DOD leaders have long rejected the idea of establishing such a service. They argue U.S. Cyber Command, which stood up in 2010, is still maturing and should be given time to use the service-like authorities it has been granted in recent years — including direct control over equipping and training personnel as budgeting and buying for the digital mission — before a new branch is created.
“My sense is, at the end of the day, what we need is we need the Department of Defense to design, deliver and deploy the most capable cyber forces that can deal with the threats today and in the future. And they should do it in the fastest time possible,” recently retired Cyber Command and National Security Agency chief Paul Nakasone said earlier this month.

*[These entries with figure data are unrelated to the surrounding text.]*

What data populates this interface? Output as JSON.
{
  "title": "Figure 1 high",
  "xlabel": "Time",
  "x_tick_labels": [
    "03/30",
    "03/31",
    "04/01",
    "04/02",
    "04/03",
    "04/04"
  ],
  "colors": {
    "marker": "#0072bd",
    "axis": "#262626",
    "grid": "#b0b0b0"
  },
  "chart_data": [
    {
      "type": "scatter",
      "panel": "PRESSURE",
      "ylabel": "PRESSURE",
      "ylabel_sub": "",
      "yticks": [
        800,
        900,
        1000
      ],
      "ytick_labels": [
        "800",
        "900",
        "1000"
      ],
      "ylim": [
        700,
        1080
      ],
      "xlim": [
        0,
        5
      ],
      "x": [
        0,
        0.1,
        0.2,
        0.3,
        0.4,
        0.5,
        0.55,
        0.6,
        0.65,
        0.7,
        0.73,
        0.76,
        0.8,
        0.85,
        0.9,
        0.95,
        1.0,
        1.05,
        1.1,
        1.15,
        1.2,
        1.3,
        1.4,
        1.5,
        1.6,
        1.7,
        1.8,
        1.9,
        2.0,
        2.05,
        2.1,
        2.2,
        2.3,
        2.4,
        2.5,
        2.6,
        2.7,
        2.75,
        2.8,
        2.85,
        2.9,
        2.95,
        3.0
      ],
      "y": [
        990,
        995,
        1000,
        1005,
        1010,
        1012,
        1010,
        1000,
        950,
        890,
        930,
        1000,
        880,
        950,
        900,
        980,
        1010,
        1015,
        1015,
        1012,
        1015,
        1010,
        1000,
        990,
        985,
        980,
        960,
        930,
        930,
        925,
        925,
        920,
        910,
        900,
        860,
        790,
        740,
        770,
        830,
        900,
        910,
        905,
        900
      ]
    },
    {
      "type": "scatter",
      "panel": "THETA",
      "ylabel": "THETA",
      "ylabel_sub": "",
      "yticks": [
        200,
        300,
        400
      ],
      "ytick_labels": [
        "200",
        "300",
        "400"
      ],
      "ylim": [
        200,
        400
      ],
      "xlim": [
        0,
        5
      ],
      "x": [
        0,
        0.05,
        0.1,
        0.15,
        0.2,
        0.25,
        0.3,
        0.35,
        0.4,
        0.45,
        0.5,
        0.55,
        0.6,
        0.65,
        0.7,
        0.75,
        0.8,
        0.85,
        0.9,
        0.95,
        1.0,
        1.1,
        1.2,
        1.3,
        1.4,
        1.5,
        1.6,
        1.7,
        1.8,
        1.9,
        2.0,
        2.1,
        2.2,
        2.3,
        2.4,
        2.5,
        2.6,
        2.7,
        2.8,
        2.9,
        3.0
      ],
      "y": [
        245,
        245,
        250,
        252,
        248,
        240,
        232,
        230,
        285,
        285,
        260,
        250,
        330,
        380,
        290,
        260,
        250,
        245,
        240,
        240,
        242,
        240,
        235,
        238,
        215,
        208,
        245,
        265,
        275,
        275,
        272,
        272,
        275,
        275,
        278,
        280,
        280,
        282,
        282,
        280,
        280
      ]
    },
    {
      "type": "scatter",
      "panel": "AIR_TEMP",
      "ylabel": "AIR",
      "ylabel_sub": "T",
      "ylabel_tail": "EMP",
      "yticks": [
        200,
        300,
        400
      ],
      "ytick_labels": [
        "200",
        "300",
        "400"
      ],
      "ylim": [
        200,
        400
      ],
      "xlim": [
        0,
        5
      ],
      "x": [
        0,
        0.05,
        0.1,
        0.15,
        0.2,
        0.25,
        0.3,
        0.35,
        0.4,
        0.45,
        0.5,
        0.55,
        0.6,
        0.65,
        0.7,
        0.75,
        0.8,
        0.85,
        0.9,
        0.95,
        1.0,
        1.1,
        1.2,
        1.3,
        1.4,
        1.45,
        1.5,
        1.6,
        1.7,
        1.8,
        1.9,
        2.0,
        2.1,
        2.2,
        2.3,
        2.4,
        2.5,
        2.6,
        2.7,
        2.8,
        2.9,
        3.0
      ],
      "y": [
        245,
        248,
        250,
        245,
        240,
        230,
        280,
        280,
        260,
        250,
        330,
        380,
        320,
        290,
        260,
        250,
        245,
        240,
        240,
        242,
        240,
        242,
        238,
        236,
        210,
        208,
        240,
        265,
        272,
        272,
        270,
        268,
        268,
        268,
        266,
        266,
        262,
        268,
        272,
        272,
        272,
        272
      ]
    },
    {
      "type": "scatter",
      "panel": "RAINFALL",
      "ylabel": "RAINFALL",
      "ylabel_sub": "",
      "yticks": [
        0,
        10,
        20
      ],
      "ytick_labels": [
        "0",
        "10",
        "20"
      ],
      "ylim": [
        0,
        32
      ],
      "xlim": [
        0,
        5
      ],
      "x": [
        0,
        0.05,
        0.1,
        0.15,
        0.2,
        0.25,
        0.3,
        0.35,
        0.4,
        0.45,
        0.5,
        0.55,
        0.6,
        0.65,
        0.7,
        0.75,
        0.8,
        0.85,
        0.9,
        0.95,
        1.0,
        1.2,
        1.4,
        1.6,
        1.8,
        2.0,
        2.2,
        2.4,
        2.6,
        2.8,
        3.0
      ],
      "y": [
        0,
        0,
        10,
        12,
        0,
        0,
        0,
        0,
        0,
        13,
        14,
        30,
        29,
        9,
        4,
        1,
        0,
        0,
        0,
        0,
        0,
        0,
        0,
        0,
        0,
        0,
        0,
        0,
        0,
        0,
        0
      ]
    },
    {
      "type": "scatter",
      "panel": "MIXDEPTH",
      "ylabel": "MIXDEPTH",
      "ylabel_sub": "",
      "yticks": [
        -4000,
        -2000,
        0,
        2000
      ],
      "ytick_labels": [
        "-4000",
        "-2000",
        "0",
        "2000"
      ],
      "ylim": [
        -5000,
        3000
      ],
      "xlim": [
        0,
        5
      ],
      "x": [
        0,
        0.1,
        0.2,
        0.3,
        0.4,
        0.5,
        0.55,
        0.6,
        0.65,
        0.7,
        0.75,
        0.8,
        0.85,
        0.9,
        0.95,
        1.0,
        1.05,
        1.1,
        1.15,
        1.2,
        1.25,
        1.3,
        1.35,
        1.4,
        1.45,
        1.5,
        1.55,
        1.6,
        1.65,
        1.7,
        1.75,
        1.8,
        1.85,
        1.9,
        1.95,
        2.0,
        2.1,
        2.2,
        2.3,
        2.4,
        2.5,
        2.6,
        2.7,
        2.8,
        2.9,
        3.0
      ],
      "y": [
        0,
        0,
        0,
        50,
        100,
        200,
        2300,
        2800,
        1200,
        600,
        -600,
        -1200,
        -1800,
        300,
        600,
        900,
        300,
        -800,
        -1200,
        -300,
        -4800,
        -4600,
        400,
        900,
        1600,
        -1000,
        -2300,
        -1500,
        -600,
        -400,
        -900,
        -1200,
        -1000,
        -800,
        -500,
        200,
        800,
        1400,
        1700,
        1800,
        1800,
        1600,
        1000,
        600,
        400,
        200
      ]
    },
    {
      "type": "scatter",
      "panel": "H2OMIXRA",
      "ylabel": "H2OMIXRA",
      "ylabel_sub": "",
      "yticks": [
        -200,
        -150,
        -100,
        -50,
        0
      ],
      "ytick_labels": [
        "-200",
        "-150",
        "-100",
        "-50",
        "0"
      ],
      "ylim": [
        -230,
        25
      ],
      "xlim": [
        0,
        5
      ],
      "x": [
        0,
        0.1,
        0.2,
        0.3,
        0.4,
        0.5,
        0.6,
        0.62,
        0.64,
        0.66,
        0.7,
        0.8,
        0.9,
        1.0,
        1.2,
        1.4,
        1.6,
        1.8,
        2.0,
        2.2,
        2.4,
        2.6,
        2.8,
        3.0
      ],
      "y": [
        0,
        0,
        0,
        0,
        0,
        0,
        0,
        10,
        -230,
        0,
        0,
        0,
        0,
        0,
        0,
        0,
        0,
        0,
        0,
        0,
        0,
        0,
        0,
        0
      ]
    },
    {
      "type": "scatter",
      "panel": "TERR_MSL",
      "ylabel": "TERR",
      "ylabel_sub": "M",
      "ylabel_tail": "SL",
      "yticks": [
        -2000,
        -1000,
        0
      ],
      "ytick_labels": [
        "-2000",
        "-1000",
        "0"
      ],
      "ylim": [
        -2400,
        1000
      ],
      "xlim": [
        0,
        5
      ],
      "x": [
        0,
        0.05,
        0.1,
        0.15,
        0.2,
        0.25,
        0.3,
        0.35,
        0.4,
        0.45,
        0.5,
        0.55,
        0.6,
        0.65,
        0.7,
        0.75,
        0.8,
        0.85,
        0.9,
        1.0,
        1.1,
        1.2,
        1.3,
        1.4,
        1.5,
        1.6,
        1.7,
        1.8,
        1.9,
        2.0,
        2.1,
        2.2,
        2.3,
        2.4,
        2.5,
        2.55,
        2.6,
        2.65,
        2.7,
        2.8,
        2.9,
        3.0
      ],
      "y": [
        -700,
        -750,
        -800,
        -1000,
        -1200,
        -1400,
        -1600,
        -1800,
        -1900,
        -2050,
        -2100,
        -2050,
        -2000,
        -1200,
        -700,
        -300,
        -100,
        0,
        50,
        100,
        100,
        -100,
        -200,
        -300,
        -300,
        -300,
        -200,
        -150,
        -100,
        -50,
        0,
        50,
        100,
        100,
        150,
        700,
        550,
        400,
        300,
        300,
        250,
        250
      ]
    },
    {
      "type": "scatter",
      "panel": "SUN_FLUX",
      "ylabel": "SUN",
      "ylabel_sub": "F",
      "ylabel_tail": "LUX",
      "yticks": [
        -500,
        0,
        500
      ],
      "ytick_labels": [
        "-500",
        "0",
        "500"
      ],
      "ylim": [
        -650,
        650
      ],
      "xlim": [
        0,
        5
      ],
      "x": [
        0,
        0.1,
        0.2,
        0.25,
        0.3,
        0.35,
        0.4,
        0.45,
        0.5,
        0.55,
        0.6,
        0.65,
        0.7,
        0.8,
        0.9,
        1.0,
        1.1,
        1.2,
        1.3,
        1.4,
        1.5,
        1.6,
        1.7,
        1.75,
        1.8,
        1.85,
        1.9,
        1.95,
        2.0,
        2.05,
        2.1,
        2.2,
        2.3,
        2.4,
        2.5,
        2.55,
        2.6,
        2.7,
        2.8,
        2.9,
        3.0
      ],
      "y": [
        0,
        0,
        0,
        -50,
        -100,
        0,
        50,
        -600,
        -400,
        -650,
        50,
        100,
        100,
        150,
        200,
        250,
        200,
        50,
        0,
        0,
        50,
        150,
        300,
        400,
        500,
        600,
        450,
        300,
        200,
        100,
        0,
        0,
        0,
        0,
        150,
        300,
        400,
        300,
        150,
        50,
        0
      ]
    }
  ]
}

“I don’t think a service is the fastest time possible,” he told reporters before being presented the Intelligence and National Security Alliance’s William Oliver Baker Award.
“How we get better is doing operations. We don’t get better, necessarily, forming a service and thinking about a uniform and what’s the song and all these things. There is a huge tail in that.”
The retired four-star demurred when asked if a cyber branch is inevitable.
“I don’t know. I don’t know,” he said. ”Let’s first of all deal with the end state that we need to do, which is design, deploy, deliver the best force today and for tomorrow. We get that right, do we really need a service?”
Earlier this year, the Foundation for Defense of Democracies issued a study that urged the creation of a military service for cyber, calling the current model for providing forces to the command “clearly broken.” It recommended the branch be placed under the Army, with 10,000 personnel and a $16.5 billion budget.
Other House-passed provisions
Here’s a rundown of some other notable cyber measures that made it into the House’s version of the must-pass policy blueprint:
- The bill directs the Defense secretary to designate the Joint Force Headquarters-DOD Information Network as a subordinate unified command under Cyber Command. The organization is responsible for defending the Pentagon’s global network.
- The bipartisan would establish a “Department of Defense Hackathon Program” under which the service secretaries and combatant command chiefs would carry out no less than four such events annually.
- The legislation fences off 25 percent of the Defense secretary’s travel budget until the Pentagon delivers a backlog of cyber-focused studies required in previous defense policy bills.